| 1 | = Extracting structured information from text = |
| 2 | |
| 3 | [[https://is.muni.cz/auth/predmet/fi/ia161|IA161]] [[en/NlpInPracticeCourse|NLP in Practice Course]], Course Guarantee: Aleš Horák |
| 4 | |
| 5 | Prepared by: Zuzana Nevěřilová |
| 6 | |
| 7 | |
| 8 | == State of the Art == |
| 9 | |
| 10 | Information extraction (IE) is a technology based on |
| 11 | analyzing natural language in order to extract snippets |
| 12 | of information. The process takes texts (and sometimes |
| 13 | speech) as input and produces fixed-format, unambiguous |
| 14 | data as output.
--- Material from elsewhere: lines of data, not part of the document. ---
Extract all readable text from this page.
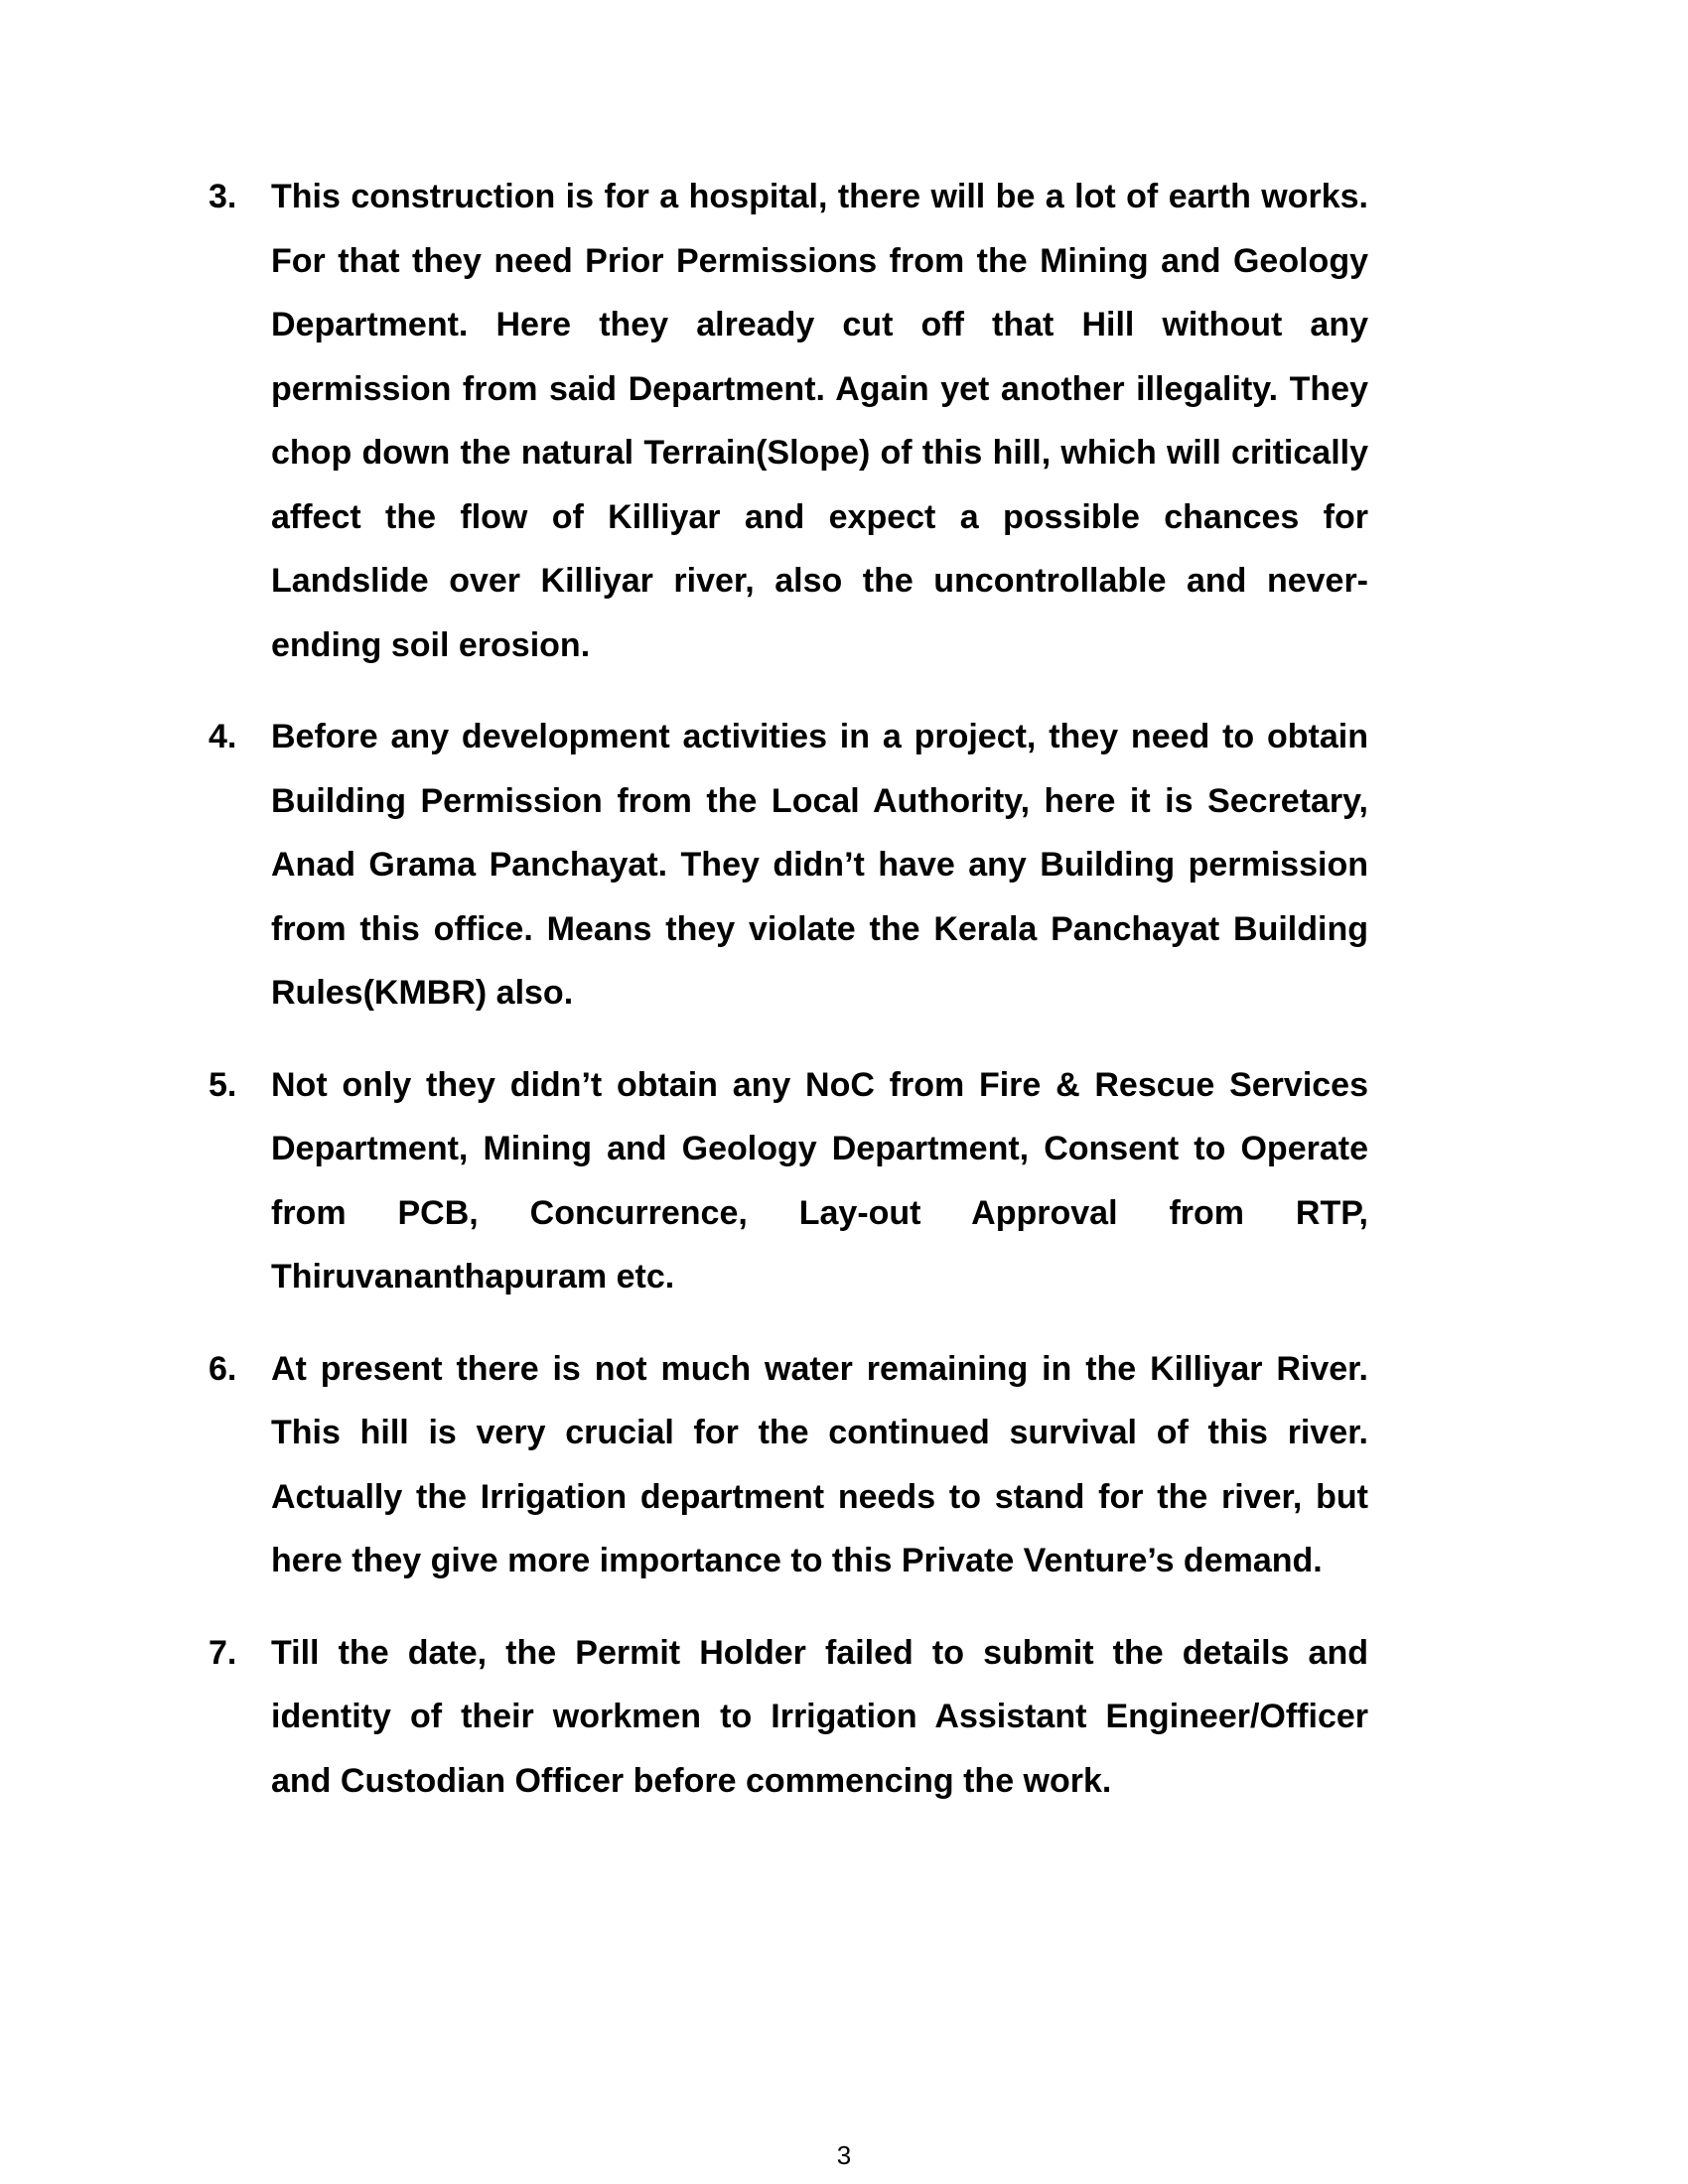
3. This construction is for a hospital, there will be a lot of earth works. For that they need Prior Permissions from the Mining and Geology Department. Here they already cut off that Hill without any permission from said Department. Again yet another illegality. They chop down the natural Terrain(Slope) of this hill, which will critically affect the flow of Killiyar and expect a possible chances for Landslide over Killiyar river, also the uncontrollable and never-ending soil erosion.

4. Before any development activities in a project, they need to obtain Building Permission from the Local Authority, here it is Secretary, Anad Grama Panchayat. They didn’t have any Building permission from this office. Means they violate the Kerala Panchayat Building Rules(KMBR) also.

5. Not only they didn’t obtain any NoC from Fire & Rescue Services Department, Mining and Geology Department, Consent to Operate from PCB, Concurrence, Lay-out Approval from RTP, Thiruvananthapuram etc.

6. At present there is not much water remaining in the Killiyar River. This hill is very crucial for the continued survival of this river. Actually the Irrigation department needs to stand for the river, but here they give more importance to this Private Venture’s demand.

7. Till the date, the Permit Holder failed to submit the details and identity of their workmen to Irrigation Assistant Engineer/Officer and Custodian Officer before commencing the work.

3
This data may be used directly for |
| 15 | display to users, or may be stored in a database or |
| 16 | spreadsheet for later analysis, or may be used for |
| 17 | indexing purposes in information retrieval (IR) applications |
| 18 | such as Internet search engines like Google. |
| 19 | |
| 20 | === References === |
| 21 | |
| 22 | 1. Piskorski, J. and Yangarber, R. Information Extraction: Past, Present and Future, pages 23–49. Springer Berlin Heidelberg, Berlin, Heidelberg, 2013. |
| 23 | 1. Aydar, Mehmet, Ozge Bozal, and Furkan Ozbay. [https://arxiv.org/abs/2007.04247 Neural relation extraction: a survey.] arXiv e-prints (2020). |
| 24 | 1. Li, Qing, et al. "A comprehensive exploration of semantic relation extraction via pre-trained CNNs." Knowledge-Based Systems (2020): 105488. |
| 25 | |
| 26 | |
| 27 | == Practical Session == |
| 28 | |
| 29 | |
| 30 | The task will proceed using Python notebook run in web browser in the [https://colab.research.google.com/ Google Colaboratory] environment |
| 31 | with the MU G-Suite disk access. |
| 32 | |
| 33 | In case of running the codes in a local environment, the requirements are |
| 34 | Python 3, and NLTK module. |
| 35 | |
| 36 | 1. Create {{{<YOUR_FILE>}}}, a text file named {{{ia161-UCO-08.txt}}} where '''UCO''' is your university ID. |
| 37 | 1. Access the [https://colab.research.google.com/drive/1KSfOy8KwKQ6De45ah3JMxP0BfQa-80RD?usp=sharing Python notebook in the Google Colab environment] and make your own copy. Do not forget to save your work if you want to see your changes later, leaving the browser will throw away all changes! |
| 38 | 1. The colab reads file {{{input.txt}}} (each line is word|definition) and outputs hypernym for each word. |
| 39 | 1. Default approach is naive: ''first noun in definition is hypernym'' |
| 40 | 1. Using the gold standard, evaluate the naive approach. |
| 41 | 1. Improve the {{{find_hyper()}}} function to provide better results. Evaluate the new version. |
| 42 | 1. Copy the updated function {{{find_hyper()}}} and the output into {{{<YOUR_FILE>}}}. Please don't submit the whole notebook. |
| 43 | |
| 44 | Gold standard to evaluate your result: [[raw-attachment:gold_en.txt|gold_en.txt]] |
| 45 | |